I only talk when I feel I need to make something clear.
I fucking cuss a lot.
I have 'issues'.
I love music.
My Chemical Romance is fucking amazing.[duhh]
Don't piss me off, because seriously, your just digging yourself a grave.
I can be distant sometimes, and I don't mean to be.
Its just my own personal fears holding me back.
And the more people that screw me over, the worse my fears get.
I have a bad case of arachnaphobia.
I joke around alot, but you probably wont see this side of me until I warm up to you.
First impressions of me usually consist of the words bitch and reserved.
I'm just a little socially awkward.
I'm one of those kids that are cool enough to blame everything on your mom.
And if it wasn't your mom, it was Hitler.
I use the word 'whore' alot.
I call everyone and everything gay.
When I'm hyper, I tend to attract alot of attention.
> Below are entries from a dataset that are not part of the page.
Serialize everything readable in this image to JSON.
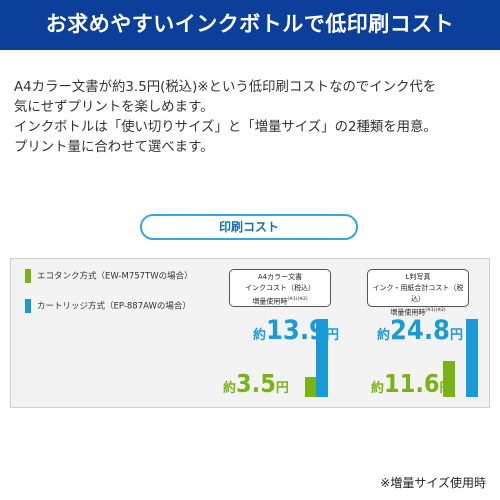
{
  "banner": {
    "title": "お求めやすいインクボトルで低印刷コスト"
  },
  "description": {
    "lines": [
      "A4カラー文書が約3.5円(税込)※という低印刷コストなのでインク代を",
      "気にせずプリントを楽しめます。",
      "インクボトルは「使い切りサイズ」と「増量サイズ」の2種類を用意。",
      "プリント量に合わせて選べます。"
    ]
  },
  "pill": {
    "label": "印刷コスト"
  },
  "legend": {
    "ecotank": {
      "label": "エコタンク方式（EW-M757TWの場合）",
      "color": "#7ab317"
    },
    "cartridge": {
      "label": "カートリッジ方式（EP-887AWの場合）",
      "color": "#1a9bd7"
    }
  },
  "groups": [
    {
      "header": {
        "line1": "A4カラー文書",
        "line2": "インクコスト（税込）",
        "line3": "増量使用時",
        "note": "(※1)(※2)"
      },
      "cartridge": {
        "prefix": "約",
        "value": "13.9",
        "unit": "円",
        "amount": 13.9
      },
      "ecotank": {
        "prefix": "約",
        "value": "3.5",
        "unit": "円",
        "amount": 3.5
      }
    },
    {
      "header": {
        "line1": "L判写真",
        "line2": "インク・用紙合計コスト（税込）",
        "line3": "増量使用時",
        "note": "(※1)(※2)"
      },
      "cartridge": {
        "prefix": "約",
        "value": "24.8",
        "unit": "円",
        "amount": 24.8
      },
      "ecotank": {
        "prefix": "約",
        "value": "11.6",
        "unit": "円",
        "amount": 11.6
      }
    }
  ],
  "footnote": "※増量サイズ使用時",
  "colors": {
    "brand_navy": "#0b3f9a",
    "accent_blue": "#1a9bd7",
    "accent_green": "#7ab317"
  }
}
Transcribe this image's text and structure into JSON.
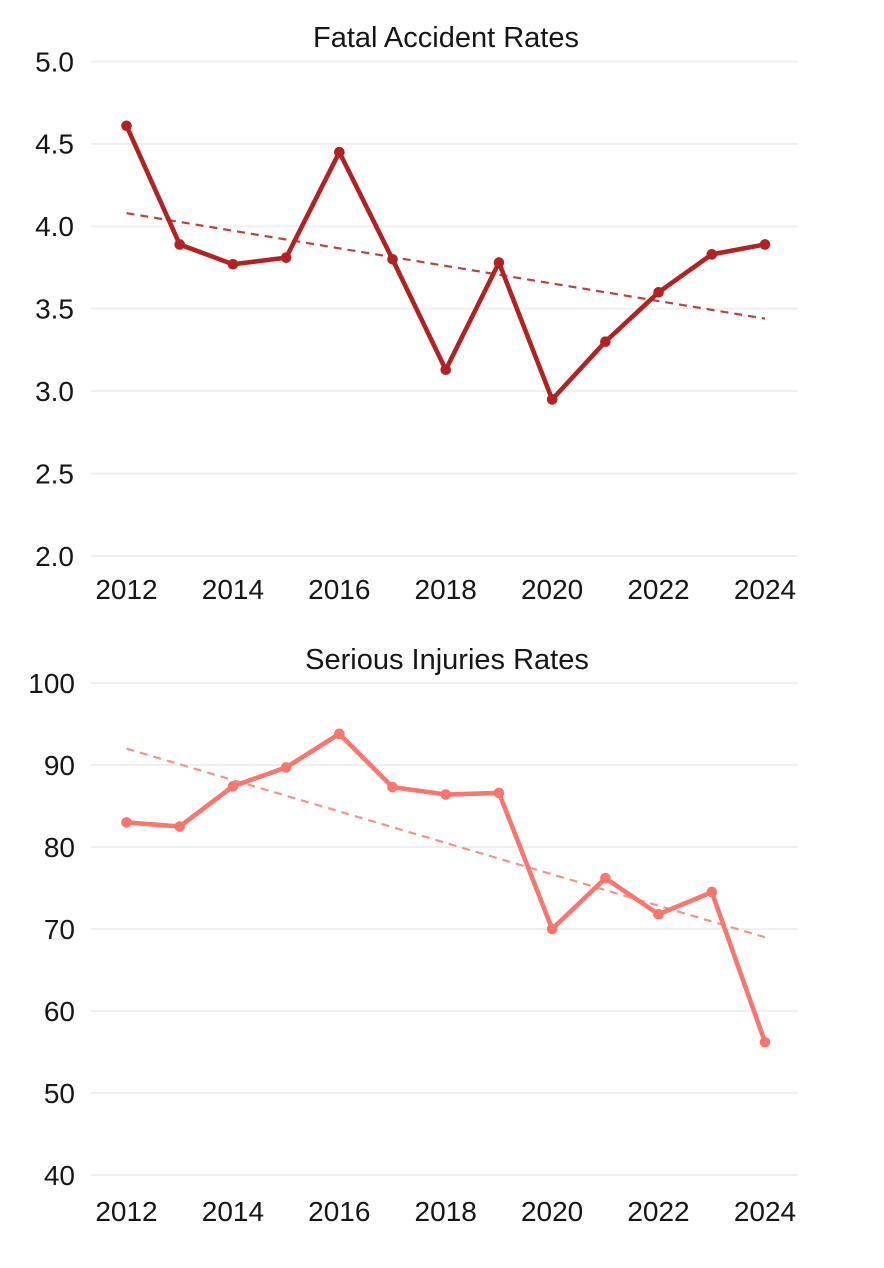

I hate death metal. That's not singing, that is a group of pigs in pain.
And sometimes it's hamsters, depends on the band.
I only a have a few exceptions with death metal bands.
Ever since I could talk, I've had an obsession with death.
Don't bother talking to me if you cant spell and your going to refer to me as your 'home-girl'.
I often use the words 'wtf' and 'lol' in actual conversations.
I usually don't take anything serious.
I sound like a five year old.
I dont believe in the words 'best friends' anymore.
Or second chances for that matter. They turn into thirds... and fourths... and fifths... and sixths.
I want a friendship with someone that becomes so comfortable, that you can sit together in silence and not feel awkward.
And I find it funny how everything I hate about myself, is what I can't stand in others.
I am not emo/hxc/scene/punk/goth.
I'm a no body, and no body is perfect.